We describe a system that monitors social and mainstream media to determine shifts in what people are thinking about a product or company. We process over 100,000 news articles, blog posts, review sites, and tweets a day for mentions of items (e.g., products) of interest, extract phrases that are mentioned near them, and determine which of the phrases are of greatest possible interest to, for example, brand managers.
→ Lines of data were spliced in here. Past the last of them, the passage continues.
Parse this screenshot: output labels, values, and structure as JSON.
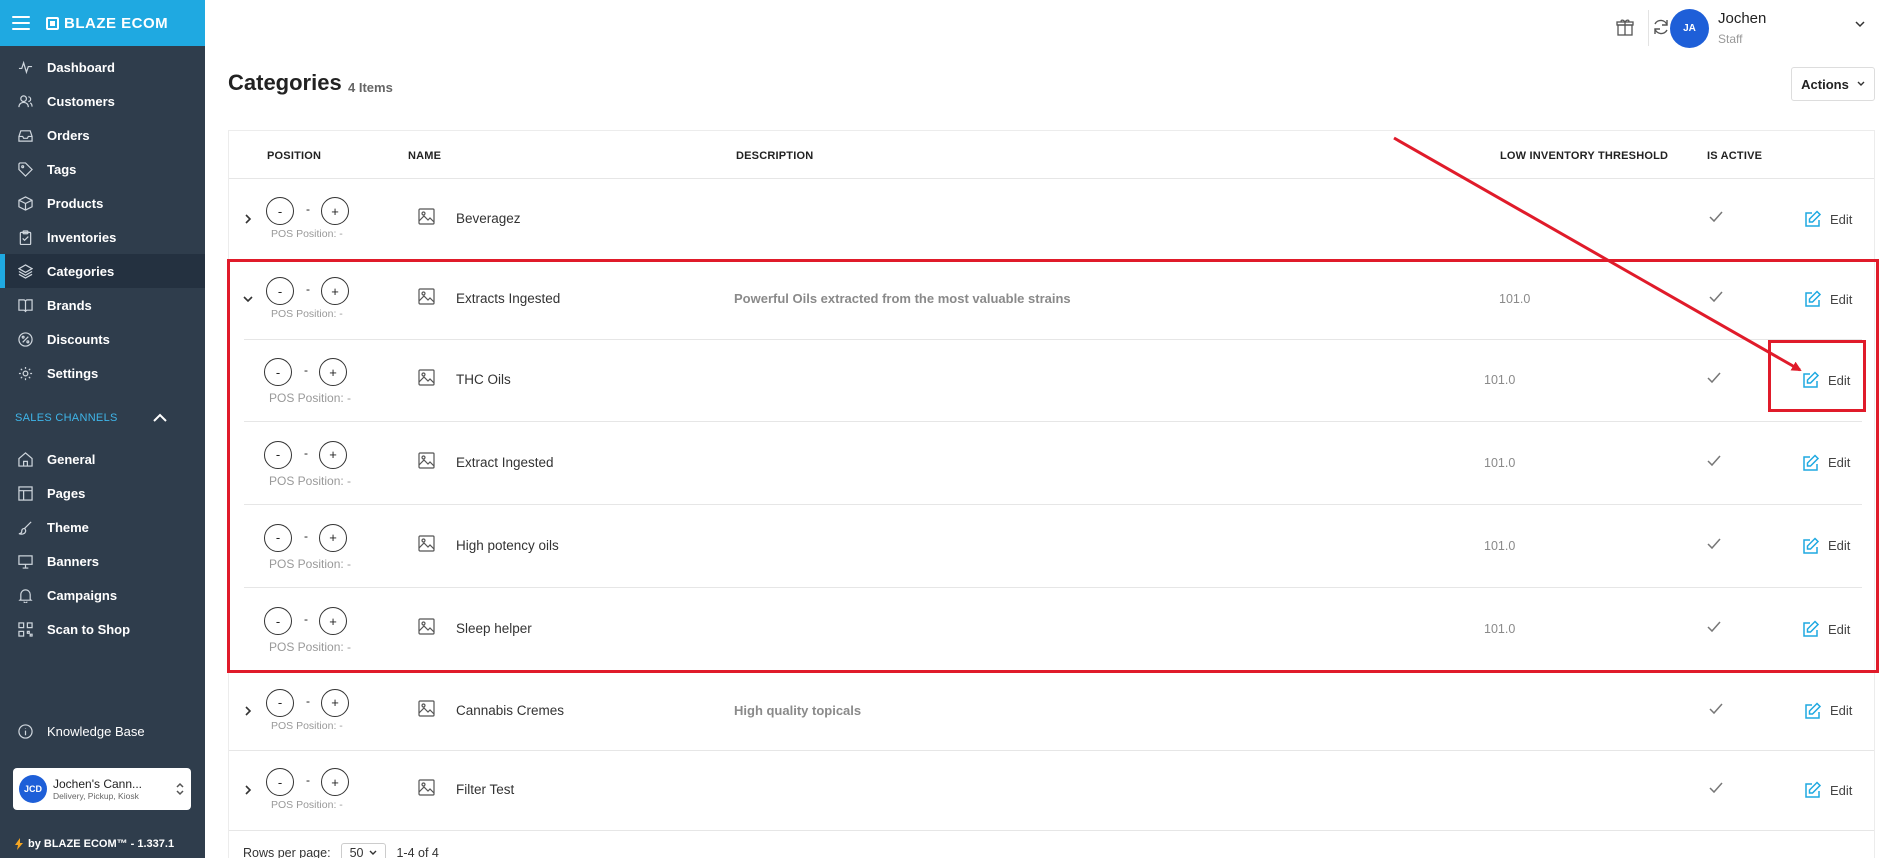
{
  "brand": {
    "name": "BLAZE ECOM"
  },
  "sidebar": {
    "items": [
      {
        "label": "Dashboard",
        "icon": "pulse-icon"
      },
      {
        "label": "Customers",
        "icon": "users-icon"
      },
      {
        "label": "Orders",
        "icon": "inbox-icon"
      },
      {
        "label": "Tags",
        "icon": "tag-icon"
      },
      {
        "label": "Products",
        "icon": "box-icon"
      },
      {
        "label": "Inventories",
        "icon": "clipboard-icon"
      },
      {
        "label": "Categories",
        "icon": "layers-icon",
        "active": true
      },
      {
        "label": "Brands",
        "icon": "book-icon"
      },
      {
        "label": "Discounts",
        "icon": "discount-icon"
      },
      {
        "label": "Settings",
        "icon": "gear-icon"
      }
    ],
    "sales_channels_label": "SALES CHANNELS",
    "channel_items": [
      {
        "label": "General",
        "icon": "home-icon"
      },
      {
        "label": "Pages",
        "icon": "layout-icon"
      },
      {
        "label": "Theme",
        "icon": "brush-icon"
      },
      {
        "label": "Banners",
        "icon": "monitor-icon"
      },
      {
        "label": "Campaigns",
        "icon": "bell-icon"
      },
      {
        "label": "Scan to Shop",
        "icon": "qr-icon"
      }
    ],
    "knowledge_base": "Knowledge Base",
    "store": {
      "initials": "JCD",
      "name": "Jochen's Cann...",
      "sub": "Delivery, Pickup, Kiosk"
    },
    "version": "by BLAZE ECOM™ - 1.337.1"
  },
  "user": {
    "initials": "JA",
    "name": "Jochen",
    "role": "Staff"
  },
  "page": {
    "title": "Categories",
    "count": "4 Items",
    "actions_label": "Actions"
  },
  "table": {
    "headers": {
      "position": "POSITION",
      "name": "NAME",
      "description": "DESCRIPTION",
      "threshold": "LOW INVENTORY THRESHOLD",
      "active": "IS ACTIVE"
    },
    "pos_minus": "-",
    "pos_plus": "+",
    "pos_value": "-",
    "pos_label": "POS Position: -",
    "edit_label": "Edit",
    "rows": [
      {
        "name": "Beveragez",
        "description": "",
        "threshold": "",
        "expanded": false,
        "level": 0
      },
      {
        "name": "Extracts Ingested",
        "description": "Powerful Oils extracted from the most valuable strains",
        "threshold": "101.0",
        "expanded": true,
        "level": 0
      },
      {
        "name": "THC Oils",
        "description": "",
        "threshold": "101.0",
        "level": 1
      },
      {
        "name": "Extract Ingested",
        "description": "",
        "threshold": "101.0",
        "level": 1
      },
      {
        "name": "High potency oils",
        "description": "",
        "threshold": "101.0",
        "level": 1
      },
      {
        "name": "Sleep helper",
        "description": "",
        "threshold": "101.0",
        "level": 1
      },
      {
        "name": "Cannabis Cremes",
        "description": "High quality topicals",
        "threshold": "",
        "expanded": false,
        "level": 0
      },
      {
        "name": "Filter Test",
        "description": "",
        "threshold": "",
        "expanded": false,
        "level": 0
      }
    ]
  },
  "pager": {
    "rows_label": "Rows per page:",
    "rows_value": "50",
    "range": "1-4 of 4"
  },
  "colors": {
    "accent": "#1fa9e1",
    "sidebar": "#2f3d4c",
    "annotation": "#e01b2a",
    "avatar": "#1e5fd8"
  }
}
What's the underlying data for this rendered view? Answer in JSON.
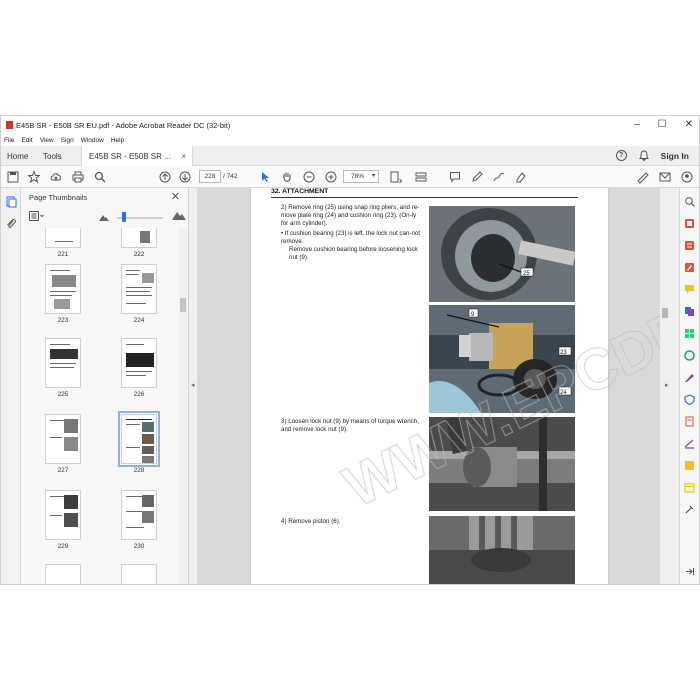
{
  "window": {
    "title": "E45B SR - E50B SR EU.pdf - Adobe Acrobat Reader DC (32-bit)",
    "minimize": "–",
    "maximize": "☐",
    "close": "✕"
  },
  "menu": [
    "File",
    "Edit",
    "View",
    "Sign",
    "Window",
    "Help"
  ],
  "tabs": {
    "home": "Home",
    "tools": "Tools",
    "doc": "E45B SR - E50B SR ...",
    "close": "×"
  },
  "topright": {
    "help": "?",
    "bell": "🔔",
    "signin": "Sign In"
  },
  "toolbar": {
    "page": "228",
    "page_count": "/  742",
    "zoom": "78%"
  },
  "thumbnails": {
    "title": "Page Thumbnails",
    "close": "✕",
    "pages": [
      "221",
      "222",
      "223",
      "224",
      "225",
      "226",
      "227",
      "228",
      "229",
      "230"
    ],
    "selected": "228"
  },
  "document": {
    "section": "32. ATTACHMENT",
    "step2": "2) Remove ring (25) using snap ring pliers, and re-move plate ring (24) and cushion ring (23). (On-ly for arm cylinder).",
    "bullet": "•  If cushion bearing (23) is left, the lock nut can-not remove.",
    "bullet_cont": "Remove cushion bearing before loosening lock nut (9).",
    "step3": "3) Loosen lock nut (9) by means of torque wrench, and remove lock nut (9).",
    "step4": "4) Remove piston (6).",
    "callouts": {
      "c23": "23",
      "c9": "9",
      "c24": "24",
      "c25": "25"
    }
  },
  "watermark": "WWW.EPCDEPOT.COM",
  "colors": {
    "accent": "#2d6ee6",
    "pdf_red": "#c0392b",
    "tool_green": "#7cb342",
    "tool_purple": "#8e44ad"
  }
}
Case studies show a good ability to rapidly pinpoint emerging subjects buried deep in large volumes of data and then highlight those that are rising or falling in significance as they relate to the firms interests. The tool and algorithm improves the signal-to-noise ratio and pinpoints precisely the opportunities and risks that matter most to communications professionals and their organizations.
发现重要的新趋势
我们描述了一个监控社会和主流媒体的系统,以确定人们对产品或公司的看法的变化。我们每天处理超过10万篇新闻文章、博客文章、评论网站和推文,从中提取人们感兴趣的项目(如产品),提取在它们附近被提到的短语,并确定哪些短语可能是最感兴趣的,例如品牌经理。案例研究显示出一种良好的能力,能够迅速找出埋藏在大量数据深处的新兴主题,然后突出那些与公司利益相关的重要性上升或下降的主题。该工具和算法提高了信噪比,并精确地指出了对通信专业人员及其组织最重要的机会和风险。
本文章由计算机程序翻译,如有差异,请以英文原文为准。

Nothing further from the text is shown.